I’m not a database neckbeard but I’ve always been confused how GraphQL doesn’t require throwing all systems knowledge about databases out the window

I hated GraphQL and all the hype around it. Until I finally got how to use it what for.

Same I thought about nest.js, Angular.

All of them hard to understand by heart at beginning, later (a few years), you feel it and get value.

Sounds stupid, but I tried to reimplement all the benefits using class transformers, zod, custom validators, all others packages. And always end up: “alright, graphql does this out of the box”.

REST is nice, same as express.js if you create non-production code. Reality is you need to love this boilerplate. AI writes this anyway.
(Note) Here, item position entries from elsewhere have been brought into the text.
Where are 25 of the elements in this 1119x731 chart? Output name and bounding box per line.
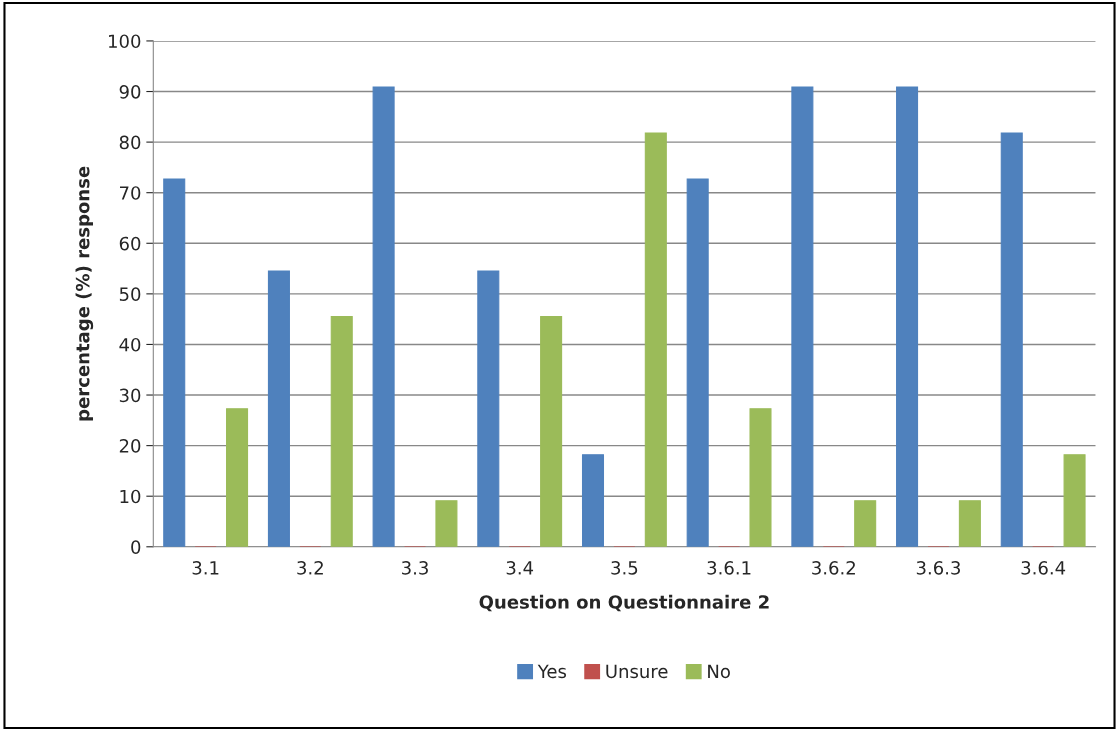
x-tick-label: 3.3 bbox=[402, 561, 428, 575]
x-tick-label: 3.1 bbox=[192, 561, 219, 575]
y-axis-title: percentage (%) response bbox=[75, 166, 94, 421]
y-tick-label: 50 bbox=[119, 287, 141, 301]
y-tick-label: 100 bbox=[109, 34, 141, 49]
x-tick-label: 3.5 bbox=[611, 561, 638, 575]
y-tick-label: 0 bbox=[131, 540, 141, 554]
y-tick-label: 80 bbox=[119, 135, 141, 150]
y-tick-label: 30 bbox=[119, 388, 141, 403]
y-tick-label: 10 bbox=[120, 489, 141, 504]
legend-label: Yes bbox=[537, 664, 567, 679]
x-axis-title: Question on Questionnaire 2 bbox=[479, 594, 769, 612]
legend-label: No bbox=[708, 664, 730, 679]
x-tick-label: 3.2 bbox=[297, 561, 323, 575]
x-tick-label: 3.6.4 bbox=[1021, 561, 1066, 575]
x-tick-label: 3.6.3 bbox=[916, 561, 960, 575]
legend-label: Unsure bbox=[606, 664, 668, 679]
y-tick-label: 40 bbox=[119, 337, 141, 352]
y-tick-label: 60 bbox=[119, 236, 141, 251]
x-tick-label: 3.4 bbox=[506, 561, 534, 575]
y-tick-label: 70 bbox=[120, 186, 141, 200]
y-tick-label: 90 bbox=[119, 84, 141, 99]
y-tick-label: 20 bbox=[119, 439, 141, 453]
x-tick-label: 3.6.2 bbox=[812, 561, 855, 575]
x-tick-label: 3.6.1 bbox=[707, 561, 751, 575]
> GraphQL isn’t bad. It’s just niche. And you probably don’t need it.

> Especially if your architecture already solved the problem it was designed for.

What I need is to not want to fall over dead. REST makes me want to fall over dead.

> error handling is harder than it needs to be GraphQL error responses are… weird. > Simple errors are easier to reason about than elegant ones.

Is this a common sentiment? Looking at a garbled mash of linux or whatever tells me a lot more than "500 sorry"

I'm only trying out GraphQL for the first time right now cause I'm new with frontend stuff, but from life on the backend having a whole class of problems, where you can have the server and client agree on what to ask for and what you'll get, be compiled away is so nice. I don't actually know if there's something better than GraphQL for that, but I wish when people wrote blogs like this they'd fill them with more "try these things instead for that problem" than simply "this thing isn't as good as you think it is you probably don't need it".

Over a decade of web dev experience and constantly lurking on HN, I've never heard the initialism BFF. What is a Backend for Frontend and where did that term gain traction?
I thought that the main selling point of GraphQL was a single query per SPP argument, i.e. fetch your app state with a single query at the beginning instead of waiting for hundreds of REST calls. This also goes out of the window when you need to do some nested cursor stuff though, i.e. open app with third page selected, and inside the page have the second table on the 747th row selected.
If all your experience comes from Apollo Client and Apollo Server, as the author's does, then your opinion is more about Apollo than it is about GraphQL.

You should be using Relay[0] or Isograph[1] on the frontend, and Pothos[2] on the backend (if using Node), to truly experience the benefits of GraphQL.